Why Choose this Course
The course gives you the opportunity to gain specialist skills and knowledge in Specialist Community Nursing, which will enable you to:
- Evaluate the current organisational and professional agendas that influence care delivery in primary healthcare and community settings.
- Focus on the multi-professional and multi-agency approaches to care.
- Study leadership and management skills so that when you graduate you will be able to provide effective leadership within a mixed skill team and multi-agency work setting as well as to work proactively in a commissioning environment.
- Combine learning at the University with hands-on experience in a practice environment, with an equal allocation of practice and theory hours.
- Achieve the V100 prescribing qualification, where local arrangements allow or the V300 Non-Medical Prescribing for Nurses (to be discussed further once registered on the programme.)
The normal entry requirements for the PGDip Specialist Community Nursing course are:
Access to an appropriate specialist community practice placement with a designated practice supervisor and practice assessor for the duration of your studies on the course. This is normally provided through the sponsoring employer.
- A UK degree, or other qualification at equivalent level, in a health-related subject
- All applicants are required to demonstrate effective registration on part 1 of the NMC register.
- All students from non-majority English speaking countries require proof of English language proficiency. The following qualifications and grades will be considered:
o GCSE English language grade A-C
o IELTS 6.5 (with no less than 5.5 in any band)
If you do not have the required level of English for entry, our academic English and foundation courses can help you to achieve this level.
To attain a PgDip award you need to complete 120 credits. To top-up to an MSc you will need to complete a further 60 credits (180 credits). There is an interim award available of a Postgraduate Certificate which can be awarded after completing 60 credits. There is no professional qualification associated with this award.

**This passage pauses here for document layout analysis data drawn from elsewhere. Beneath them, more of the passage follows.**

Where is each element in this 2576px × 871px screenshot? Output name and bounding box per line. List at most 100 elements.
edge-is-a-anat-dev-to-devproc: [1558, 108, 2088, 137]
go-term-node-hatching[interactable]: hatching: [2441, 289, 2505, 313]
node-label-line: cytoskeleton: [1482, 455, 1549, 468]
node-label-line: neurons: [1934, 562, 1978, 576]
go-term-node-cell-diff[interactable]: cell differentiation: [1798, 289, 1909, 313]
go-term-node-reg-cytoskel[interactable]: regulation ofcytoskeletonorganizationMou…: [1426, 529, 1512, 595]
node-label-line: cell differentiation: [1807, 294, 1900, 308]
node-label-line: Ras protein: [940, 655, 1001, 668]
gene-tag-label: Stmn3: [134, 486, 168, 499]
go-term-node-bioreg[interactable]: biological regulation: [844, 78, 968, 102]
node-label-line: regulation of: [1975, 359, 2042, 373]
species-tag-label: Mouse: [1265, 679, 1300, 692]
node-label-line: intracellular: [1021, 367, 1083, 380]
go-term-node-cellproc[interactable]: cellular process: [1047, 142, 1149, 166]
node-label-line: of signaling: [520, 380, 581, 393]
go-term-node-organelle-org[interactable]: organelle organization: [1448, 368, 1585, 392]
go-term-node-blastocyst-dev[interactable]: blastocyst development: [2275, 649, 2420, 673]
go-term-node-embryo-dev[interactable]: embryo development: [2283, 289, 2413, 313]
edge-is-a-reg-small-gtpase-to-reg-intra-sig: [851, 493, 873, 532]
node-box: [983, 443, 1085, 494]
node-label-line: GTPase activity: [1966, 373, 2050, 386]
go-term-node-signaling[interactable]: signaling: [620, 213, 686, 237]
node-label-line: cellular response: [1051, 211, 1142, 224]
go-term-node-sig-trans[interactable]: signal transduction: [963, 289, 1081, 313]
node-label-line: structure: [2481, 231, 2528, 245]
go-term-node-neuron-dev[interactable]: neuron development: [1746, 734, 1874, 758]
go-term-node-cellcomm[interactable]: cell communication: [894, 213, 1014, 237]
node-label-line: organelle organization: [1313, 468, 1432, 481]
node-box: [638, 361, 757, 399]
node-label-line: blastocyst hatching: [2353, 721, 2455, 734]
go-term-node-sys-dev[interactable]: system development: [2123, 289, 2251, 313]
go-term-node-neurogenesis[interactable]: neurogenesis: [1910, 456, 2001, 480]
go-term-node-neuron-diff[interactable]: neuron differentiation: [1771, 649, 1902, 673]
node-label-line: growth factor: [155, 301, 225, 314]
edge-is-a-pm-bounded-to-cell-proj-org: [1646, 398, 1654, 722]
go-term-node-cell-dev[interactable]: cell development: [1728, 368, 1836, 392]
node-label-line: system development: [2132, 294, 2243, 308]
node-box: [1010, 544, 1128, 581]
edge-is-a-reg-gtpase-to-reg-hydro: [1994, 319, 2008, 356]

You will experience a wide variety of learning styles on the PGDip Specialist Community Nursing course. During your studies you will develop your capacity for self-directed study and your interpersonal skills.
We particularly emphasise the importance of structured research: well-prepared written and verbal presentations and computer literacy. Alongside elements of standard lectures, seminars, tutorials and laboratories, you also learn through case studies, individual and group projects and other student-centred activities.
You will develop your capacity for independent study and interpersonal skills on this programme. There is an emphasis on structured research, well-prepared written and verbal presentations and computer literacy.
Modules are assessed by a variety of methods for example essays, presentations, reports, posters and practical examinations.
Mode of delivery
Full time, Semester A or B entry point, normally completed in 1 year. Part time, Semester A or B entry point, normally completed in 2 years.